Армия, народ, страна… Какая-то безжалостная разрушительная сила двигала армией, народом и страной. Высший офицерский корпус, главнокомандующие родов войск, командующие округов, казалось, ничего не решали: у них на глазах деградировали армии, дивизии, полки. Министр обороны Язов, казалось, лишь кивал головой Горбачеву, принимая любое политическое и вещественное унижение армии. Народ, сбитый с толку перестройкой, чуял в проводимых реформах скудоумие власти и подлый подвох, который слитно готовили яростные вражины с Запада и пятая колонна внутри страны. Но народ был безголос, бесправен, оболган и усыплен демагогией вечно блядовитой интеллигенции, дорвавшейся до газетно-журнальных свобод. В вакханалии этих свобод даже идеологические структуры КГБ смолкли и самоуничтожились. Да и сам Горбачев, побираясь перед Западом, казалось, уже ничем не управлял. Всё пошло вразнос: Варшавский Договор, СЭВ, мировой социализм… В стране пылал Карабах, лилась кровь в Киргизии, бунтовал Тбилиси; Прибалтика митингово выбиралась из-под советской оккупации; казахи, у которых до создания СССР никогда не было государственности, нагло выживали русских с исконных казачьих земель, Западная Украина, наливаясь, по примеру польских шляхтичей лютой русофобией, задиралась на москалей, требуя самостийности… Нет, Павел Ворончихин не мог одним замахом мысли объять страну, понять ход современной истории, не мог даже вычленить главное — роковое, — а не понимая этого, не видя врага и очага растления, невозможно было с ними бороться.
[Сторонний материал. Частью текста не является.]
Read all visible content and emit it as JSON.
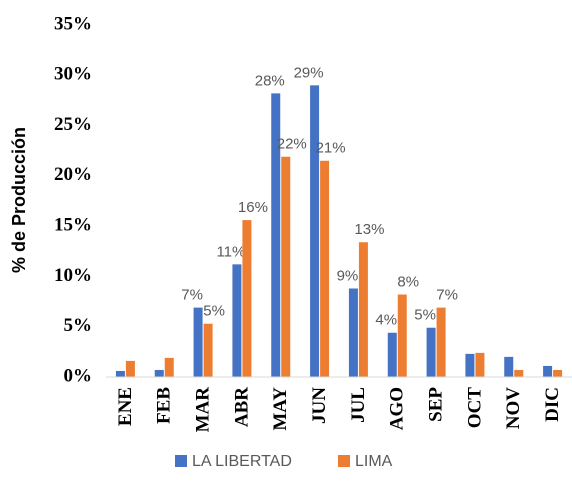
{
  "chart_data": {
    "type": "bar",
    "y_label": "% de Producción",
    "categories": [
      "ENE",
      "FEB",
      "MAR",
      "ABR",
      "MAY",
      "JUN",
      "JUL",
      "AGO",
      "SEP",
      "OCT",
      "NOV",
      "DIC"
    ],
    "series": [
      {
        "name": "LA LIBERTAD",
        "color": "#4472c4",
        "values": [
          0.6,
          0.7,
          6.9,
          11.2,
          28.2,
          29.0,
          8.8,
          4.4,
          4.9,
          2.3,
          2.0,
          1.1
        ],
        "value_labels": [
          null,
          null,
          "7%",
          "11%",
          "28%",
          "29%",
          "9%",
          "4%",
          "5%",
          null,
          null,
          null
        ]
      },
      {
        "name": "LIMA",
        "color": "#ed7d31",
        "values": [
          1.6,
          1.9,
          5.3,
          15.6,
          21.9,
          21.5,
          13.4,
          8.2,
          6.9,
          2.4,
          0.7,
          0.7
        ],
        "value_labels": [
          null,
          null,
          "5%",
          "16%",
          "22%",
          "21%",
          "13%",
          "8%",
          "7%",
          null,
          null,
          null
        ]
      }
    ],
    "ylim": [
      0,
      35
    ],
    "yticks": [
      {
        "value": 0,
        "label": "0%"
      },
      {
        "value": 5,
        "label": "5%"
      },
      {
        "value": 10,
        "label": "10%"
      },
      {
        "value": 15,
        "label": "15%"
      },
      {
        "value": 20,
        "label": "20%"
      },
      {
        "value": 25,
        "label": "25%"
      },
      {
        "value": 30,
        "label": "30%"
      },
      {
        "value": 35,
        "label": "35%"
      }
    ],
    "grid": false,
    "legend": "bottom"
  }
}
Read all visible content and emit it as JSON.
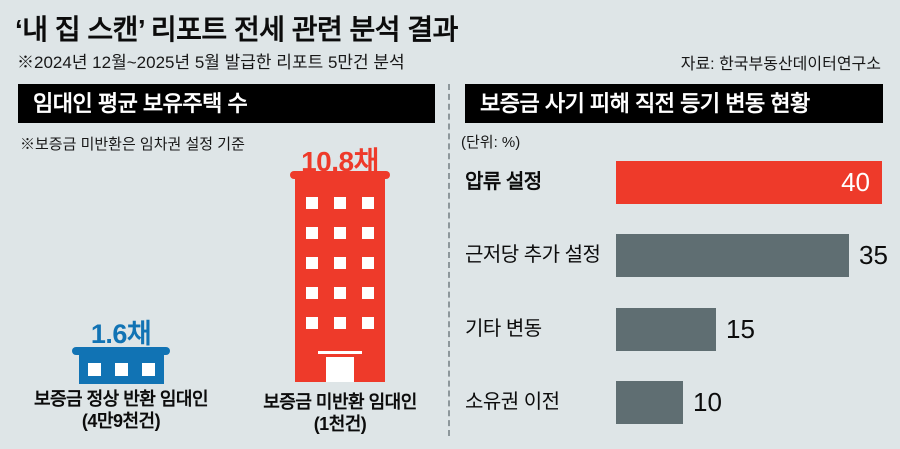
{
  "page": {
    "title": "‘내 집 스캔’ 리포트 전세 관련 분석 결과",
    "subtitle": "※2024년 12월~2025년 5월 발급한 리포트 5만건 분석",
    "source": "자료: 한국부동산데이터연구소"
  },
  "colors": {
    "background": "#dee5e7",
    "red": "#ee3a2a",
    "blue": "#1173b4",
    "slate": "#5f6e72",
    "header_bg": "#000000",
    "divider": "#8d979b"
  },
  "chart_data": [
    {
      "type": "pictogram",
      "title": "임대인 평균 보유주택 수",
      "note": "※보증금 미반환은 임차권 설정 기준",
      "unit": "채",
      "items": [
        {
          "category": "보증금 정상 반환 임대인",
          "sample_size": "(4만9천건)",
          "value": 1.6,
          "value_label": "1.6채",
          "color": "#1173b4"
        },
        {
          "category": "보증금 미반환 임대인",
          "sample_size": "(1천건)",
          "value": 10.8,
          "value_label": "10.8채",
          "color": "#ee3a2a"
        }
      ]
    },
    {
      "type": "bar",
      "orientation": "horizontal",
      "title": "보증금 사기 피해 직전 등기 변동 현황",
      "unit_label": "(단위: %)",
      "categories": [
        "압류 설정",
        "근저당 추가 설정",
        "기타 변동",
        "소유권 이전"
      ],
      "values": [
        40,
        35,
        15,
        10
      ],
      "xlim": [
        0,
        40
      ],
      "highlight_index": 0,
      "highlight_color": "#ee3a2a",
      "bar_color": "#5f6e72",
      "grid": false,
      "legend": false
    }
  ]
}
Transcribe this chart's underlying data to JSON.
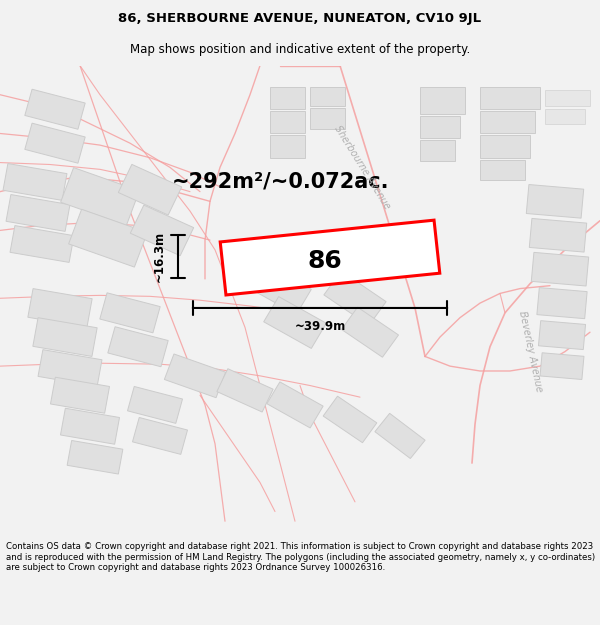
{
  "title": "86, SHERBOURNE AVENUE, NUNEATON, CV10 9JL",
  "subtitle": "Map shows position and indicative extent of the property.",
  "footer": "Contains OS data © Crown copyright and database right 2021. This information is subject to Crown copyright and database rights 2023 and is reproduced with the permission of HM Land Registry. The polygons (including the associated geometry, namely x, y co-ordinates) are subject to Crown copyright and database rights 2023 Ordnance Survey 100026316.",
  "area_label": "~292m²/~0.072ac.",
  "number_label": "86",
  "width_label": "~39.9m",
  "height_label": "~16.3m",
  "bg_color": "#f2f2f2",
  "map_bg": "#ffffff",
  "road_color": "#f5a0a0",
  "road_lw": 1.0,
  "building_color": "#e0e0e0",
  "building_outline": "#cccccc",
  "building_lw": 0.7,
  "plot_color": "#ff0000",
  "dim_color": "#000000",
  "title_fontsize": 9.5,
  "subtitle_fontsize": 8.5,
  "footer_fontsize": 6.2,
  "area_fontsize": 15,
  "number_fontsize": 18,
  "dim_fontsize": 8.5,
  "road_label_color": "#b0b0b0",
  "road_label_size": 7
}
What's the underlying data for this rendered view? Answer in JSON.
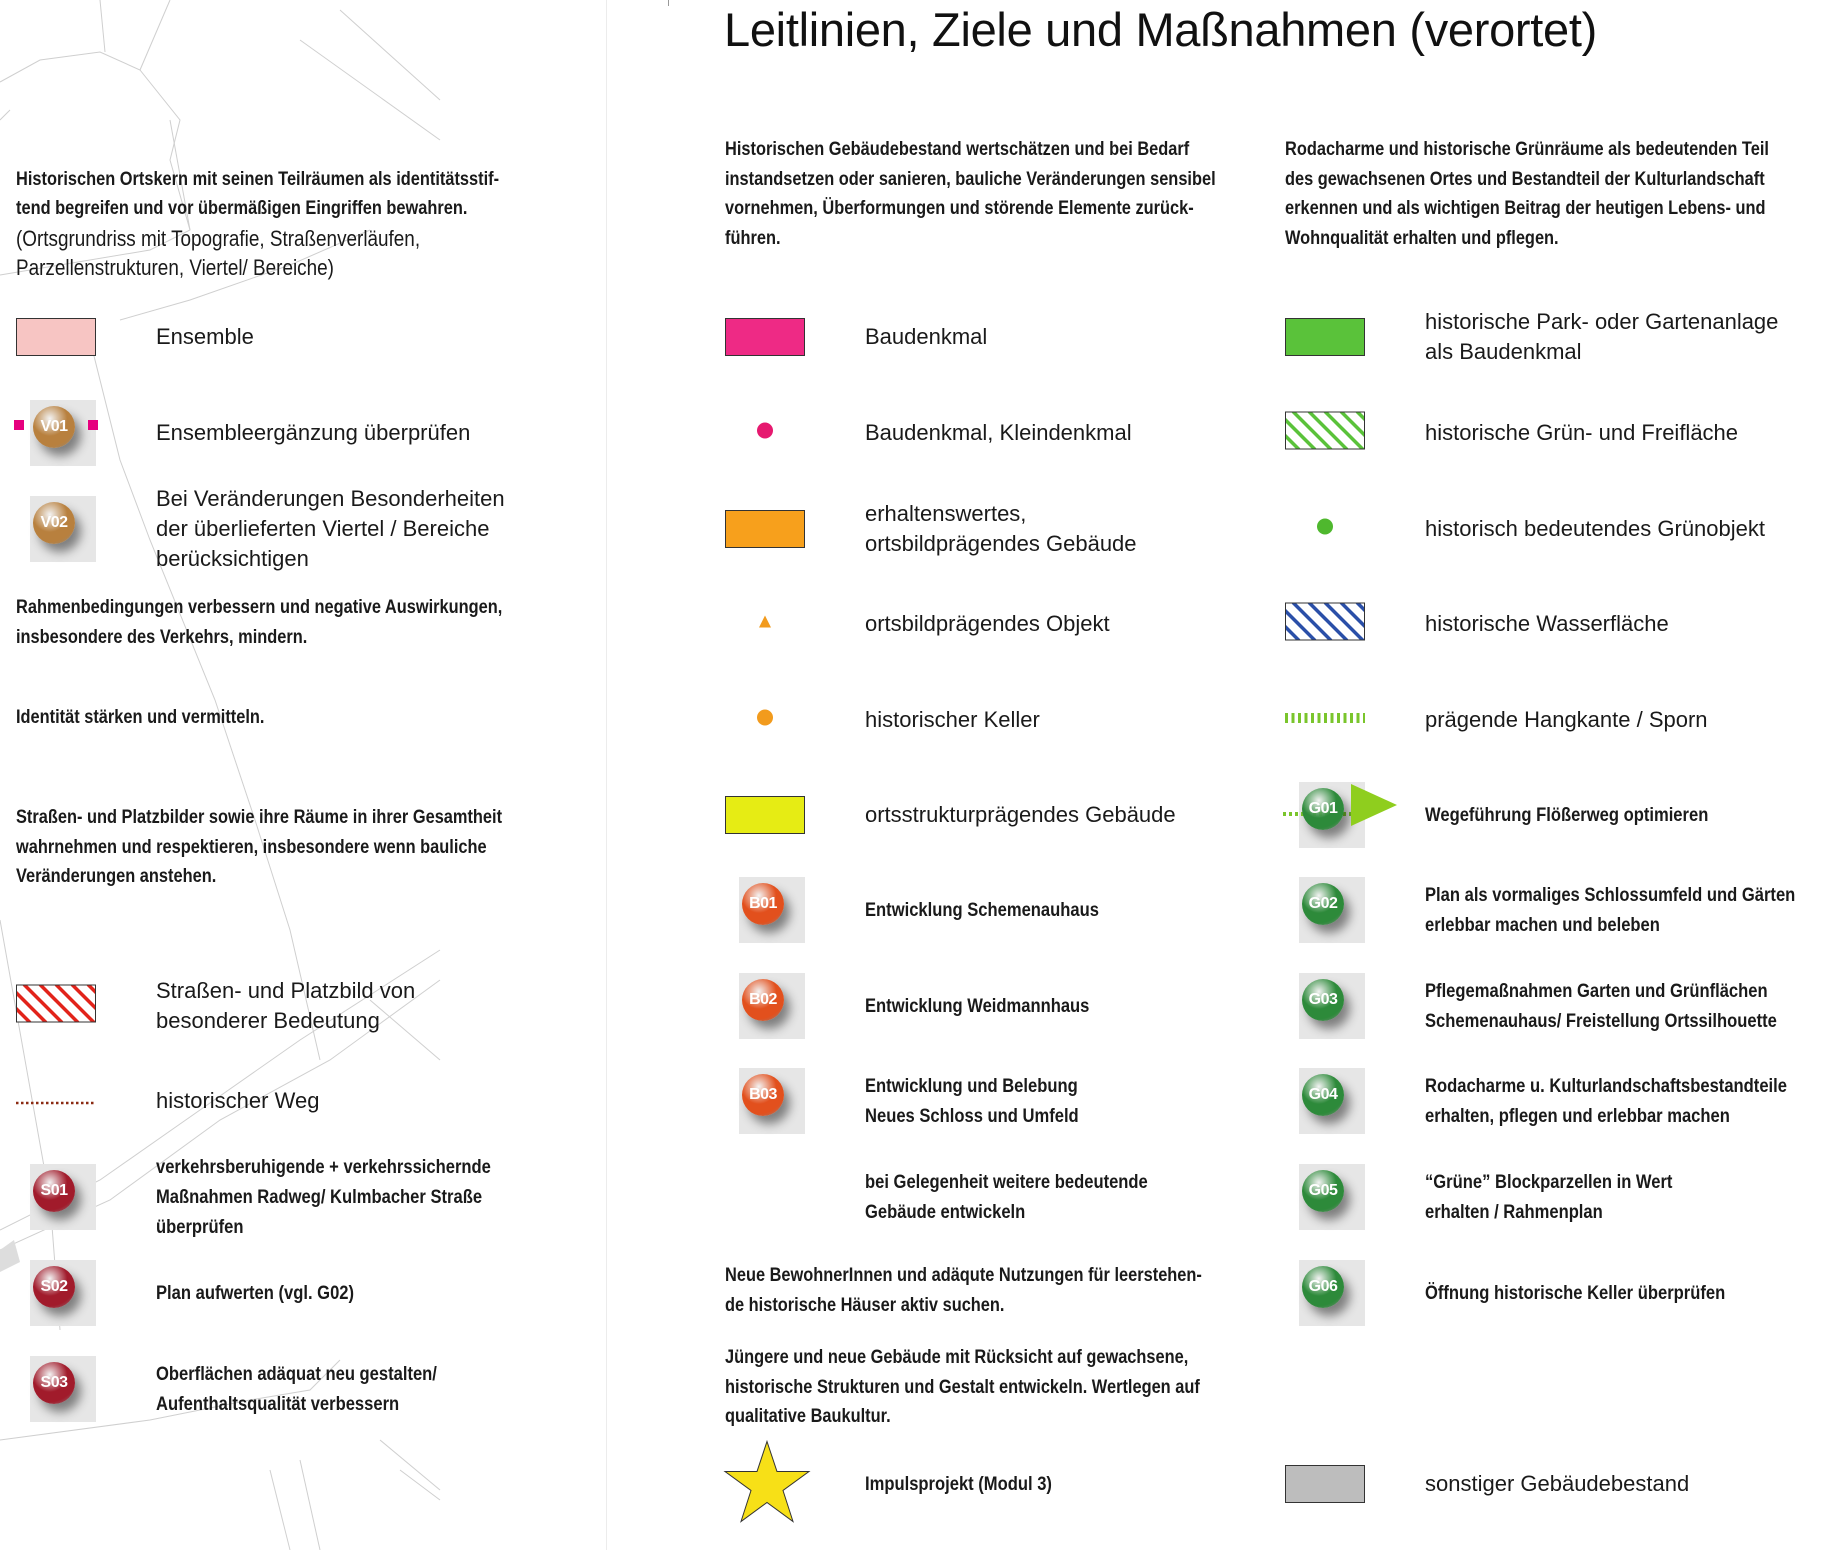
{
  "title": "Leitlinien, Ziele und Maßnahmen (verortet)",
  "colors": {
    "text": "#1a1a1a",
    "V": "#b8803e",
    "B": "#e2501d",
    "S": "#a11b2b",
    "G": "#2d8a3a",
    "magenta": "#e6007e"
  },
  "left": {
    "heading_1": "Historischen Ortskern mit seinen Teilräumen als identitätsstif-\ntend begreifen und vor übermäßigen Eingriffen bewahren.",
    "heading_1_note": "(Ortsgrundriss mit Topografie, Straßenverläufen,\nParzellenstrukturen, Viertel/ Bereiche)",
    "heading_2": "Rahmenbedingungen verbessern und negative Auswirkungen,\ninsbesondere des Verkehrs, mindern.",
    "heading_3": "Identität stärken und vermitteln.",
    "heading_4": "Straßen- und Platzbilder sowie ihre Räume in ihrer Gesamtheit\nwahrnehmen und respektieren, insbesondere wenn bauliche\nVeränderungen anstehen.",
    "items": [
      {
        "icon": "swatch",
        "name": "ensemble-swatch-icon",
        "color": "#f7c5c3",
        "label": "Ensemble"
      },
      {
        "icon": "badge",
        "name": "v01-badge-icon",
        "code": "V01",
        "group": "V",
        "extra": "magenta-squares",
        "label": "Ensembleergänzung überprüfen"
      },
      {
        "icon": "badge",
        "name": "v02-badge-icon",
        "code": "V02",
        "group": "V",
        "label": "Bei Veränderungen Besonderheiten\nder überlieferten Viertel / Bereiche\nberücksichtigen"
      },
      {
        "icon": "hatch",
        "name": "red-hatch-swatch-icon",
        "color": "#e2231a",
        "label": "Straßen- und Platzbild von\nbesonderer Bedeutung"
      },
      {
        "icon": "dotline",
        "name": "historic-path-line-icon",
        "color": "#8b2a12",
        "label": "historischer Weg"
      },
      {
        "icon": "badge",
        "name": "s01-badge-icon",
        "code": "S01",
        "group": "S",
        "bold": true,
        "label": "verkehrsberuhigende + verkehrssichernde\nMaßnahmen Radweg/ Kulmbacher Straße\nüberprüfen"
      },
      {
        "icon": "badge",
        "name": "s02-badge-icon",
        "code": "S02",
        "group": "S",
        "bold": true,
        "label": "Plan aufwerten (vgl. G02)"
      },
      {
        "icon": "badge",
        "name": "s03-badge-icon",
        "code": "S03",
        "group": "S",
        "bold": true,
        "label": "Oberflächen adäquat neu gestalten/\nAufenthaltsqualität verbessern"
      }
    ]
  },
  "middle": {
    "heading": "Historischen Gebäudebestand wertschätzen  und bei Bedarf\ninstandsetzen oder sanieren, bauliche Veränderungen sensibel\nvornehmen, Überformungen und störende Elemente zurück-\nführen.",
    "items": [
      {
        "icon": "swatch",
        "name": "baudenkmal-swatch-icon",
        "color": "#ee2a85",
        "label": "Baudenkmal"
      },
      {
        "icon": "dot",
        "name": "magenta-dot-icon",
        "color": "#e6196f",
        "label": "Baudenkmal, Kleindenkmal"
      },
      {
        "icon": "swatch",
        "name": "orange-swatch-icon",
        "color": "#f7a01c",
        "label": "erhaltenswertes,\nortsbildprägendes Gebäude"
      },
      {
        "icon": "triangle",
        "name": "orange-triangle-icon",
        "color": "#f29b1d",
        "label": "ortsbildprägendes Objekt"
      },
      {
        "icon": "dot",
        "name": "orange-dot-icon",
        "color": "#f29b1d",
        "label": "historischer Keller"
      },
      {
        "icon": "swatch",
        "name": "yellow-swatch-icon",
        "color": "#e6ec14",
        "label": "ortsstrukturprägendes Gebäude"
      },
      {
        "icon": "badge",
        "name": "b01-badge-icon",
        "code": "B01",
        "group": "B",
        "bold": true,
        "label": "Entwicklung Schemenauhaus"
      },
      {
        "icon": "badge",
        "name": "b02-badge-icon",
        "code": "B02",
        "group": "B",
        "bold": true,
        "label": "Entwicklung Weidmannhaus"
      },
      {
        "icon": "badge",
        "name": "b03-badge-icon",
        "code": "B03",
        "group": "B",
        "bold": true,
        "label": "Entwicklung und Belebung\nNeues Schloss und Umfeld"
      },
      {
        "icon": "none",
        "name": "blank-icon",
        "bold": true,
        "label": "bei Gelegenheit weitere bedeutende\nGebäude entwickeln"
      }
    ],
    "text_1": "Neue BewohnerInnen und adäqute Nutzungen für leerstehen-\nde historische Häuser aktiv suchen.",
    "text_2": "Jüngere und neue Gebäude mit Rücksicht auf gewachsene,\nhistorische Strukturen und Gestalt entwickeln. Wertlegen auf\nqualitative Baukultur.",
    "star_item": {
      "icon": "star",
      "name": "star-icon",
      "color": "#f7e017",
      "bold": true,
      "label": "Impulsprojekt (Modul 3)"
    }
  },
  "right": {
    "heading": "Rodacharme und historische Grünräume als bedeutenden Teil\ndes gewachsenen Ortes und Bestandteil der Kulturlandschaft\nerkennen und als wichtigen Beitrag der heutigen Lebens- und\nWohnqualität erhalten und pflegen.",
    "items": [
      {
        "icon": "swatch",
        "name": "green-swatch-icon",
        "color": "#5ac23a",
        "label": "historische Park- oder Gartenanlage\nals Baudenkmal"
      },
      {
        "icon": "hatch",
        "name": "green-hatch-swatch-icon",
        "color": "#5ac23a",
        "label": "historische Grün- und Freifläche"
      },
      {
        "icon": "dot",
        "name": "green-dot-icon",
        "color": "#4fb82e",
        "label": "historisch bedeutendes Grünobjekt"
      },
      {
        "icon": "hatch",
        "name": "blue-hatch-swatch-icon",
        "color": "#2a4fa8",
        "label": "historische Wasserfläche"
      },
      {
        "icon": "greenline",
        "name": "slope-edge-line-icon",
        "color": "#7ac52c",
        "label": "prägende Hangkante / Sporn"
      },
      {
        "icon": "badge",
        "name": "g01-badge-icon",
        "code": "G01",
        "group": "G",
        "extra": "arrow",
        "bold": true,
        "label": "Wegeführung Flößerweg optimieren"
      },
      {
        "icon": "badge",
        "name": "g02-badge-icon",
        "code": "G02",
        "group": "G",
        "bold": true,
        "label": "Plan als vormaliges Schlossumfeld und Gärten\nerlebbar machen und beleben"
      },
      {
        "icon": "badge",
        "name": "g03-badge-icon",
        "code": "G03",
        "group": "G",
        "bold": true,
        "label": "Pflegemaßnahmen Garten und Grünflächen\nSchemenauhaus/ Freistellung Ortssilhouette"
      },
      {
        "icon": "badge",
        "name": "g04-badge-icon",
        "code": "G04",
        "group": "G",
        "bold": true,
        "label": "Rodacharme u. Kulturlandschaftsbestandteile\nerhalten, pflegen und erlebbar machen"
      },
      {
        "icon": "badge",
        "name": "g05-badge-icon",
        "code": "G05",
        "group": "G",
        "bold": true,
        "label": "“Grüne” Blockparzellen in Wert\nerhalten / Rahmenplan"
      },
      {
        "icon": "badge",
        "name": "g06-badge-icon",
        "code": "G06",
        "group": "G",
        "bold": true,
        "label": "Öffnung historische Keller überprüfen"
      }
    ],
    "other_item": {
      "icon": "swatch",
      "name": "gray-swatch-icon",
      "color": "#bdbdbd",
      "label": "sonstiger Gebäudebestand"
    }
  }
}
Даже не ясно было, кому и чему сопротивляться.

Бунт майора Шадрина, который запретил своему сыну Егору поступать в военное училище и сам отрекся от службы, бунт капитана Найденова, готового с отчаяния и горя на самосожжение, бунт самого Павла, побившего несчастного побирушку рядового, не выправят разложение армии, не спасут страну, не изменят ход истории. Бунт должны поднять те, кто способен явственно влиять на положение.

«Кто-то должен поднять бунт на верху! Пресечь!» — думал Павел.

Он стоял в коридоре вагона, смотрел в окно. Москва, многоликая, многокрасочная, фундаментальная и розничная уже осталась позади. Впереди простиралась провинциальная серенькая житуха…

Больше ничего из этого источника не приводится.